Patients undergoing stem cell transplantation have increased risks of infection related to their disease and its status. Patients with more than two relapses who undergo stem cell transplantation develop more infectious complications than those who receive transplants during the first remission. The adequacy of treatment of any infection in the patient prior to marrow ablation influences the risk of subsequent complications. Prolonged duration of neutropenia, use of central venous catheters, and slow speed of marrow engraftment are important risk factors.

Table 25-13 lists prophylaxis and supportive care for stem cell transplantation. Table 25-14 lists the infections most frequently seen at different times post-transplantation.
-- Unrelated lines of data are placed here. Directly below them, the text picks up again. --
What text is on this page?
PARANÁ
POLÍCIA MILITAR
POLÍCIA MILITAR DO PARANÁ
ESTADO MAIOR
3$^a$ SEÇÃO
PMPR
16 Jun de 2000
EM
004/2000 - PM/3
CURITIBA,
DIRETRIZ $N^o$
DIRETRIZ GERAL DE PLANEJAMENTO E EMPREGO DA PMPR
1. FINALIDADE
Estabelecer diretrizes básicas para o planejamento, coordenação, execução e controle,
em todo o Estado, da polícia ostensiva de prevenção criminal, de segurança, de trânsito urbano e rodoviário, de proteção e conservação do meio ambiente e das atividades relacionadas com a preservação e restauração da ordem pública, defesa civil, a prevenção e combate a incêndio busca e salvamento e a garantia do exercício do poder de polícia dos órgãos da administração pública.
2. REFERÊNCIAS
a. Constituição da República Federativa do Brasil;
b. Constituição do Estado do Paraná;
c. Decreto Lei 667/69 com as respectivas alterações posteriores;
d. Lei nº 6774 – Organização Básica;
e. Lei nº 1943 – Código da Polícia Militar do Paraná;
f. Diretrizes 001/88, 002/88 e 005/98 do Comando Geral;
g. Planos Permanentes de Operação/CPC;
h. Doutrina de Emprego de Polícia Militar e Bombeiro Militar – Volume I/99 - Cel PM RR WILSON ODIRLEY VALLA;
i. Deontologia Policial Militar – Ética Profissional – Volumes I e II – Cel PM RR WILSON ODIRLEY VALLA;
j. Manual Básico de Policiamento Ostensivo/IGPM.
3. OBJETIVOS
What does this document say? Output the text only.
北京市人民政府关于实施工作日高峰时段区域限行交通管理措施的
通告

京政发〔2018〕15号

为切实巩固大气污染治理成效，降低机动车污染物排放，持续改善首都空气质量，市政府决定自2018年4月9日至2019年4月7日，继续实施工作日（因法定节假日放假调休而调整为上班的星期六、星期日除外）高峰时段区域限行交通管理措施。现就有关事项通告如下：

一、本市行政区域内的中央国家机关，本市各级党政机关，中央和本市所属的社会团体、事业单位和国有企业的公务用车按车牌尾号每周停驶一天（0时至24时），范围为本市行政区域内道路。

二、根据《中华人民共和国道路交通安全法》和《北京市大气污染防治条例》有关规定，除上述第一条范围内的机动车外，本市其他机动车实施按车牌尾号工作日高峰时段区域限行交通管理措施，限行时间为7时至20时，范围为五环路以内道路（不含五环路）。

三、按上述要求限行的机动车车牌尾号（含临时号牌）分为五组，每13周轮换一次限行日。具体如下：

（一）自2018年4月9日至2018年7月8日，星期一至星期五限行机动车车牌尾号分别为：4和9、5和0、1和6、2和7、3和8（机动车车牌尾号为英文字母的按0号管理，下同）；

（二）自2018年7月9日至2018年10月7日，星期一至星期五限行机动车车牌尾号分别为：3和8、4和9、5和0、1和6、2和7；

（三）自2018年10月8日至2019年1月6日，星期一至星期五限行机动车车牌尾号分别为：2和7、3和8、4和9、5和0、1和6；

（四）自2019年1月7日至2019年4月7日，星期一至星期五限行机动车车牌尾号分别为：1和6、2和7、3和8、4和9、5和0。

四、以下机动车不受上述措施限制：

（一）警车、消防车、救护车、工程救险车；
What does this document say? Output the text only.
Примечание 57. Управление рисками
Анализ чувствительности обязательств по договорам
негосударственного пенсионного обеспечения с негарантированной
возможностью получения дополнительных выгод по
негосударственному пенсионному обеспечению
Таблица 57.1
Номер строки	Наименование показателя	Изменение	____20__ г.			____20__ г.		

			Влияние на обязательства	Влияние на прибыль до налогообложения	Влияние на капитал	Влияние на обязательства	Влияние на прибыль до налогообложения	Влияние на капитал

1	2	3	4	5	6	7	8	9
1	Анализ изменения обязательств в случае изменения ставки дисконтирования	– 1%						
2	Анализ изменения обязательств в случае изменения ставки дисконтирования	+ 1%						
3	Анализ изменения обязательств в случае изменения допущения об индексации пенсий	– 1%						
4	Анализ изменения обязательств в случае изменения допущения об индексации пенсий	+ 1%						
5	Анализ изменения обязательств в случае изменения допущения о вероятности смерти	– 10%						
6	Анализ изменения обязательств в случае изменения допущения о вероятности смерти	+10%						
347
Table 25-13. Prophylaxis and Supportive Care for Stem Cell Transplantation

1. Mouth care: Peridex or Biotin solution and Mycostatin every 3-4 hours daily

2. Recombinant hematopoietic growth factors: G-CSF or GM-CSF (Chapter 26)a

3. Prophylaxis against Pneumocystis carinii: trimethoprim/sulfamethoxazole 5 mg/kg in two divided doses (3 times per week) starting after engraftment; continue if chronic GVHD is present6

4. Prophylaxis against Candida: fluconazole 4-6 mg/kg once a day

5. Prophylaxis for herpes simplex and CMV: IV acyclovir 250 mg/m2 every 8 hours for first 3-6 months or longer if patient continues to be on immunosuppressive drugs.

6. Additional prophylaxis for CMV:

a. CMV-negative blood products should be used if patient and donor are CMV-negative patients; if CMV-negative blood is not available, leukocyte filters to remove leukocytes should be employed b. Ganciclovir 5 mg/kg/dose twice a day for 1 week followed by 5 mg/kg once a day until day 100 post-transplant. Ganciclovir should be started when absolute neutrophil count is above 1000/mm3.c

7. IVIG (only in recipient of allogeneic stem cell transplant): 500 mg/kg every 2-3 weeks for first 3 months after transplanta; then check IgG levels periodically if less than within normal limits; then infuse accordingly

8. Nutrition: total parenteral nutrition given if enteral nutrition is not possible or inadequate

"Does not increase relapse and GVHD rates. Stimulates hematopoietic recovery.

If patients are allergic to trimethoprim/sulfamethoxazole or if severe cytopenia is present, aerosolized pen-tamidine (300 mg) or intravenously 4 mg/kg once a month can be used. cDrug-related neutropenia is a major side effect.

dFor its immunomodulatory (decreased incidence of GVHD) effect and antimicrobial activity, especially CMV. It also decreases gram-negative sepsis.

Table 25-14. Infections Most Frequently Seen at Different Times Post-Transplantation

I. Infections in first 30 days post-transplantation

A. Bacteremia

Gram-positive organisms: Staphylococcus epidermidis Gram-negative aerobes and anaerobes

B. Invasive fungal infections: Aspergillus, Candida

C. Reactivation of herpes simplex I

II. Infections 30-120 days post-transplantation

A. Protozoal infections Pneumocystis carinii Toxoplasma

B. Viral infections Cytomegalovirus (CMV) Adenovirus

Epstein-Barr virus (EBV) Human herpesvirus 6 (HHV-6)

C. Fungal infections

Candida (C. albicans and C. tropicalis)




Candida krusei

III. Infections after 120 days post-transplantation

A. Sinopulmonary infections with encapsulated organisms

B. Viral infections Cutaneous herpes zoster

During the first 30 days, the most frequently documented infection is coagulase-negative staphylococcal epidermidis infection associated with the use of indwelling central venous catheters. During the second and third months, infections with CMV and interstitial pneumonia occur. CMV infection occurs within approximately 20-100 days after transplantation, with the highest infection rate in patients who are CMV seropositive before transplantation or seronegative recipients receiving a seropositive graft. CMV infection arises from exogenous introduction of virus in blood products or from reactivation of endogenous virus.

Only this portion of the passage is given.